Gracias al Espíritu Santo cada bautizado es transformado en lo más profundo de
su corazón.
Pentecostés fue un día único en la historia humana.
En la Creación del mundo, el Espíritu cubría las aguas,
“trabajaba” para suscitar la vida.
En la historia del hombre, el Espíritu preparaba y
enviaba mensajeros, patriarcas, profetas, hombres justos, que indicaban el
camino de la justicia, de la verdad, de la belleza, del bien.
En la plenitud de los tiempos, el Espíritu descendió
sobre la Virgen María, y el Verbo se hizo Hombre.
En el inicio de su vida pública, el Espíritu se manifestó
sobre Cristo en el Jordán, y nos indicó ya presente al Mesías.
Ese Espíritu descendió sobre los creyentes la mañana de
Pentecostés. Mientras estaban reunidos en oración, junto a la Madre de Jesús,
la Promesa, el Abogado, el que Jesús prometió a sus discípulos en la Última
Cena, irrumpió y se posó sobre cada uno de los discípulos en forma de lenguas
de fuego (cf. Hch 2,1-13).
Desde ese momento empieza a existir la Iglesia. Por eso
es fiesta grande, es nuestro “cumpleaños”.

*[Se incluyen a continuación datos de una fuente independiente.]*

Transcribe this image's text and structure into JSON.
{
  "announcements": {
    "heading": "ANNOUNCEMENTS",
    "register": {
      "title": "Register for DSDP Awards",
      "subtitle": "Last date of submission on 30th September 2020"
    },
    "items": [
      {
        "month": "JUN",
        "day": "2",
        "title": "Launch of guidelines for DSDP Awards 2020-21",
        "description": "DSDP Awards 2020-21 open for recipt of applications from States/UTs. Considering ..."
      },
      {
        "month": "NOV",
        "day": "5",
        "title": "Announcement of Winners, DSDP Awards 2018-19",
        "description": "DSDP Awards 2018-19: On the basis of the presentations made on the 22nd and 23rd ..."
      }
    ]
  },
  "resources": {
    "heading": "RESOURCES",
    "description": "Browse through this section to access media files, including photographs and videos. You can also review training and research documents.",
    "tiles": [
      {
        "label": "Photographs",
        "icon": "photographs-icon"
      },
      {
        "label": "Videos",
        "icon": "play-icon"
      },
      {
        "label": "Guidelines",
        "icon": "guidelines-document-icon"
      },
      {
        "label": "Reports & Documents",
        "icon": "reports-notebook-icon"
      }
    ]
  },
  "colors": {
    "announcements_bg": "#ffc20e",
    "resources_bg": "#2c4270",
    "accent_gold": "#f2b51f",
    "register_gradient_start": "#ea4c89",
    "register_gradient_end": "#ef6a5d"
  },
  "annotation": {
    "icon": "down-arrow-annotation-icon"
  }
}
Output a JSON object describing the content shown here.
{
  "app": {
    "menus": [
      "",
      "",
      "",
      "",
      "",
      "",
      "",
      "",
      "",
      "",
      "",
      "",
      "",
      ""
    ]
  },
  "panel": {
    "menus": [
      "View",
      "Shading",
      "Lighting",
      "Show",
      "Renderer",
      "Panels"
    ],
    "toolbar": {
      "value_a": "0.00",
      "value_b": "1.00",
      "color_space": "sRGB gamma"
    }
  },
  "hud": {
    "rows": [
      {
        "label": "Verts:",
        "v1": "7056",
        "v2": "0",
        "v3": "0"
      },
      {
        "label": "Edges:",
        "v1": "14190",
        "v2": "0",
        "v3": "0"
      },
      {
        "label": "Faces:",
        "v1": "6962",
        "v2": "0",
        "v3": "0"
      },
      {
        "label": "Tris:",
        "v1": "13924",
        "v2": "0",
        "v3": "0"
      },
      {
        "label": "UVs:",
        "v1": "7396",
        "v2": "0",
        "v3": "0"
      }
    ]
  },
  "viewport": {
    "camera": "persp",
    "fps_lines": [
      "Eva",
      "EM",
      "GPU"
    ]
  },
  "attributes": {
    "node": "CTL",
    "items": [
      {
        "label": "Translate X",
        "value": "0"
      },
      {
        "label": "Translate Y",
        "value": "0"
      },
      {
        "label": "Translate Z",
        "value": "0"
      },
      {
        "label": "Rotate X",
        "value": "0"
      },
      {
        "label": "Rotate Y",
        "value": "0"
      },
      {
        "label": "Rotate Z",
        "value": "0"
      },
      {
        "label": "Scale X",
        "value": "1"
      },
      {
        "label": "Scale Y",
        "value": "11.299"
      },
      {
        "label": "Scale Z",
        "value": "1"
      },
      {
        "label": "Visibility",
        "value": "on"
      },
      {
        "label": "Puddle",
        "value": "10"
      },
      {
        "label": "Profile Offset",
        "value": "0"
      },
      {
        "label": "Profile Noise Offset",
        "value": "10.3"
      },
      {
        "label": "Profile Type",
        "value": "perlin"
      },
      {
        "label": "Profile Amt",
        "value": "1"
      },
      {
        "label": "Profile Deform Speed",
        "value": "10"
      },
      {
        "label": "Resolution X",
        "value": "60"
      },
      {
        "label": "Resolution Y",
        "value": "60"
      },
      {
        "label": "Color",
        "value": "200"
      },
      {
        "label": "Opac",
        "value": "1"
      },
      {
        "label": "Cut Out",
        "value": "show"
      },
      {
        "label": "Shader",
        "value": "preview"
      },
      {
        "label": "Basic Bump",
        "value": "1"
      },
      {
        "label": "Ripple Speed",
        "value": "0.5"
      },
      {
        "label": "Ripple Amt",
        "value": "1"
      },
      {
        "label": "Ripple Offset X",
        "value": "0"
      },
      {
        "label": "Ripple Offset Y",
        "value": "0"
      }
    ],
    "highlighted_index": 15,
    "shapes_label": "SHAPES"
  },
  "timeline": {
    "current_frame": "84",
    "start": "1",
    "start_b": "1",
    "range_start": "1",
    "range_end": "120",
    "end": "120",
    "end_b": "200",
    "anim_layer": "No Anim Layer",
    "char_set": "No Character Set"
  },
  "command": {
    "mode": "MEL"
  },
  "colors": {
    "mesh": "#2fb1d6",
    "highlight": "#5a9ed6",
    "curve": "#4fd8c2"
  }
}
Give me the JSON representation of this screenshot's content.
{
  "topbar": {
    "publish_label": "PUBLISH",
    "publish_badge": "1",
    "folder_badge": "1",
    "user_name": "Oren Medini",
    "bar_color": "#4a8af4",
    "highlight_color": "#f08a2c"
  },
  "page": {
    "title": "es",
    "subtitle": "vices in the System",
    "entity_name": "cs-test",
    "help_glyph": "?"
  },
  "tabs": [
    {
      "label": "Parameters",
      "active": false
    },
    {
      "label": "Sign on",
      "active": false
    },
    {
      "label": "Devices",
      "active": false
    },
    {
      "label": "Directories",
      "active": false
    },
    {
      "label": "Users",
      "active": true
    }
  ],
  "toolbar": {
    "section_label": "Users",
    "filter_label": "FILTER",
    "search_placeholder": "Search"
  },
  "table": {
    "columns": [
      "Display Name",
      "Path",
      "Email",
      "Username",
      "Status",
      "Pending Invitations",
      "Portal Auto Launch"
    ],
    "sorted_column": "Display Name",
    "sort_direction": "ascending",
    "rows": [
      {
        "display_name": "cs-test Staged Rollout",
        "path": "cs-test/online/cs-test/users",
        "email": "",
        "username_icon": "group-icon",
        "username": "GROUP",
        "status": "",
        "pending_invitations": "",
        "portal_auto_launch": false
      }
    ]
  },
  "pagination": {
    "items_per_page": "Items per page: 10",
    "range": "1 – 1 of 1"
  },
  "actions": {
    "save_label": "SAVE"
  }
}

Lo explicaba san Ireneo (siglo II) con estas hermosas
palabras: “Donde está la Iglesia, allí está el Espíritu de Dios, y donde está
el Espíritu de Dios, allí está la Iglesia y toda gracia, y el Espíritu es la
verdad; alejarse de la Iglesia significa rechazar al Espíritu (...) excluirse
de la vida” (Adversus haereses III,24,1).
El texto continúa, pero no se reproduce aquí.